15. Performance Considerations

The N+1 query problem

// BAD: N+1 queries — one query per post to get the author
const posts = await Post.find({}).lean();
for (const post of posts) {
  post.author = await Author.findById(post.author).lean();
}
// If 100 posts → 101 queries (1 for posts + 100 for authors)

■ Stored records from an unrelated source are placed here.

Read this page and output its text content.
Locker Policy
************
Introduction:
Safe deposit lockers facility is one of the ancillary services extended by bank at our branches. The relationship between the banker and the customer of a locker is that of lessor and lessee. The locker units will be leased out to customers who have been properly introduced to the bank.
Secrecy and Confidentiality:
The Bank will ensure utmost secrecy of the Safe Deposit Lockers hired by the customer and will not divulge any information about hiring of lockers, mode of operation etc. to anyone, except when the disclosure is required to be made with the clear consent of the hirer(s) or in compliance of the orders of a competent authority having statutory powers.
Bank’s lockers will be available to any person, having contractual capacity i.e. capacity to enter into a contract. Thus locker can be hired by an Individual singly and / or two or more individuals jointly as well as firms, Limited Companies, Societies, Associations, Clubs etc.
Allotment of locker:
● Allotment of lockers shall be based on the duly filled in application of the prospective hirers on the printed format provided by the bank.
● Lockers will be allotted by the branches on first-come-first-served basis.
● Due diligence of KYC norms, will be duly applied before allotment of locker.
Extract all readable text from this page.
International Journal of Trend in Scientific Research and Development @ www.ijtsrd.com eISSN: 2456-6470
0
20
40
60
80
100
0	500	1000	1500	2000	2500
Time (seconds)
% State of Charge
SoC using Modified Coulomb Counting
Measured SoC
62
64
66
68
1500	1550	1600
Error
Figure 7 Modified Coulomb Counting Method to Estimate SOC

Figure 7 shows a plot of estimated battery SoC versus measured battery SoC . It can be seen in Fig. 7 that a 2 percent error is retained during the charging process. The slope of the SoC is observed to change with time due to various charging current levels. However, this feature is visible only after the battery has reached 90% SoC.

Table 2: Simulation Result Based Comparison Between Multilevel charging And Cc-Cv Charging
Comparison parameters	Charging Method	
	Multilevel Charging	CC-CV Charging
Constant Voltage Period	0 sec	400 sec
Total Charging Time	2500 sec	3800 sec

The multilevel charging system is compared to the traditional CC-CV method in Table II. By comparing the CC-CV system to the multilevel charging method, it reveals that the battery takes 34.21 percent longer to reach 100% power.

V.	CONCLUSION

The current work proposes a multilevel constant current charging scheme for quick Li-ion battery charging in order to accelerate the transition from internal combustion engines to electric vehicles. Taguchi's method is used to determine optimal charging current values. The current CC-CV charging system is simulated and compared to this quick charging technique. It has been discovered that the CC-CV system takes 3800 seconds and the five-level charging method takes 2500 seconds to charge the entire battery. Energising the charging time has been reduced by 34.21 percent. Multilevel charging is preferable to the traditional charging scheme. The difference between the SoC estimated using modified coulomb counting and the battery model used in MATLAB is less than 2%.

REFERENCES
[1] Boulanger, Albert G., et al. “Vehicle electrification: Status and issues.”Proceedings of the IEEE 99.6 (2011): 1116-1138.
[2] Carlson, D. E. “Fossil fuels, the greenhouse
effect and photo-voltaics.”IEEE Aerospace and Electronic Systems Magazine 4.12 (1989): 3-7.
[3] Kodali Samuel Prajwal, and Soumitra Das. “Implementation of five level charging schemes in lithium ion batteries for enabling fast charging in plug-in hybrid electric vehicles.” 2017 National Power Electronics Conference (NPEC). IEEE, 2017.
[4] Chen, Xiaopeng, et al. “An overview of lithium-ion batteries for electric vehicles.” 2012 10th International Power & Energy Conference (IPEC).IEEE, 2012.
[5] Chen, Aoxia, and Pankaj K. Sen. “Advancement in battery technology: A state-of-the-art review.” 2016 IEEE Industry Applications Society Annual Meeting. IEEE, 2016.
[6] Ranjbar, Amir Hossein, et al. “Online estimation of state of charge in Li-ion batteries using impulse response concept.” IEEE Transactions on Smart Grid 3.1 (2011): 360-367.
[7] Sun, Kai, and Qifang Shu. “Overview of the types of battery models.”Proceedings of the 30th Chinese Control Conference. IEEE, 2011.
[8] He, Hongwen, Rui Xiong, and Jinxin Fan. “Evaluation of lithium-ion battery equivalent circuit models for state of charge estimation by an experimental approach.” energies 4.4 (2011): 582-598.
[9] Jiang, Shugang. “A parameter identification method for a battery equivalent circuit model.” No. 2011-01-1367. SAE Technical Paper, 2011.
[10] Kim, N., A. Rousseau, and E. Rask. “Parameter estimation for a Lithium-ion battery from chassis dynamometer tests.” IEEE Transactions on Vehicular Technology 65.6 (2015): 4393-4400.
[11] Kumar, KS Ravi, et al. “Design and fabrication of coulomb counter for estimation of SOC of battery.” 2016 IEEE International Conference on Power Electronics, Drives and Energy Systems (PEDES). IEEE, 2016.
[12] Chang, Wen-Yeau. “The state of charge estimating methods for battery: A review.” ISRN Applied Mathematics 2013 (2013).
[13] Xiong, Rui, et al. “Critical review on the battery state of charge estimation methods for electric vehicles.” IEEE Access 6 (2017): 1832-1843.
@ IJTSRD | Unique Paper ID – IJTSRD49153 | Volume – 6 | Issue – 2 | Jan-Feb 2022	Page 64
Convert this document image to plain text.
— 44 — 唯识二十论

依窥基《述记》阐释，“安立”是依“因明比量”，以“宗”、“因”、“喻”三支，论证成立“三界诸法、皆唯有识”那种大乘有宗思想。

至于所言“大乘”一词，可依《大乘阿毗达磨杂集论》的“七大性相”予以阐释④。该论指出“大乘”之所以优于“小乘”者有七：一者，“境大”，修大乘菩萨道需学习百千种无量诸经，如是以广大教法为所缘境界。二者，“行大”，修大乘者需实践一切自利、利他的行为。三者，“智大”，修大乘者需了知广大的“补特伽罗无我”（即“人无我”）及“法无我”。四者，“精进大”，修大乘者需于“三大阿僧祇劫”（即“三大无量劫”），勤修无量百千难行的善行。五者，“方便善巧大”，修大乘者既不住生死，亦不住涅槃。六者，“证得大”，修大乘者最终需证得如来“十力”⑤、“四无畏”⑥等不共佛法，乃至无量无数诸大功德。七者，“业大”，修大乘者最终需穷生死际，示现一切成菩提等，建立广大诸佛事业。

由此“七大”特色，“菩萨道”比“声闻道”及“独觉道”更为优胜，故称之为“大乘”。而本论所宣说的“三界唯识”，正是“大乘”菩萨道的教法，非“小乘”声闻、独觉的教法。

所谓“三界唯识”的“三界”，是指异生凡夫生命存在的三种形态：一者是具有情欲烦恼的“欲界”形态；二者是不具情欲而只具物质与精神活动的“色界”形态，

// GOOD: populate batches into a single additional query
const posts = await Post.find({}).populate('author', 'name').lean();
// 2 queries total: 1 for posts, 1 for all referenced authors

Performance tips

Tip	Description
Select only needed fields	`.populate('author', 'name email')` not `.populate('author')`
Use lean()	`.lean()` returns plain objects, skipping Mongoose overhead
Avoid deep nesting	More than 2 levels of populate is a design smell
Index foreign keys	Add an index on the reference field (`author` on Post)
Use $lookup for complex queries	Aggregation pipeline is more efficient for reports
Paginate populated results	Use `options: { limit }` in populate to cap results
Cache frequent lookups	Author names rarely change -- cache them
Consider denormalization	Store `authorName` on Post to avoid populate for common reads

Indexing reference fields

// Always index fields used in populate
postSchema.index({ author: 1 });
commentSchema.index({ post: 1 });
commentSchema.index({ author: 1 });
enrollmentSchema.index({ student: 1, course: 1 });

16. Key Takeaways

Embed for 1:1 and 1:few relationships that are always accessed together. Reference for 1:many and many:many.
Child-references-parent is the standard 1:many pattern (e.g., author: ObjectId on Post).
populate('field') resolves ObjectId references into full documents -- it is an application-level join, not a database-level join.
Select fields in populate (.populate('author', 'name email')) to minimize data transfer.
Nested populate handles multi-level relationships (Comment -> Post -> Author) but avoid going deeper than 2 levels.
Virtual populate lets you query children from the parent without storing an array of IDs (e.g., get all posts for an author).
Many-to-many relationships use either arrays of ObjectIds on both models or a junction collection (when the relationship has properties).
$lookup in the aggregation pipeline is the database-level alternative to populate() -- better for complex queries and analytics.
Always index reference fields (author, post, etc.) -- without indexes, populate triggers full collection scans.
Avoid N+1 queries -- use populate() instead of looping with individual findById calls.

17. Explain-It Challenge

Design a schema for a course platform with Authors, Courses, Lessons, and Enrollments (with enrollment date and progress percentage). Explain your embedding vs referencing decisions. Then write the Mongoose schemas, including a virtual populate for "get all courses by an author." Finally, write a route that returns a single course with the author's name, all lessons (sorted by order), and the enrollment count. If you can do this without notes, you have mastered this topic.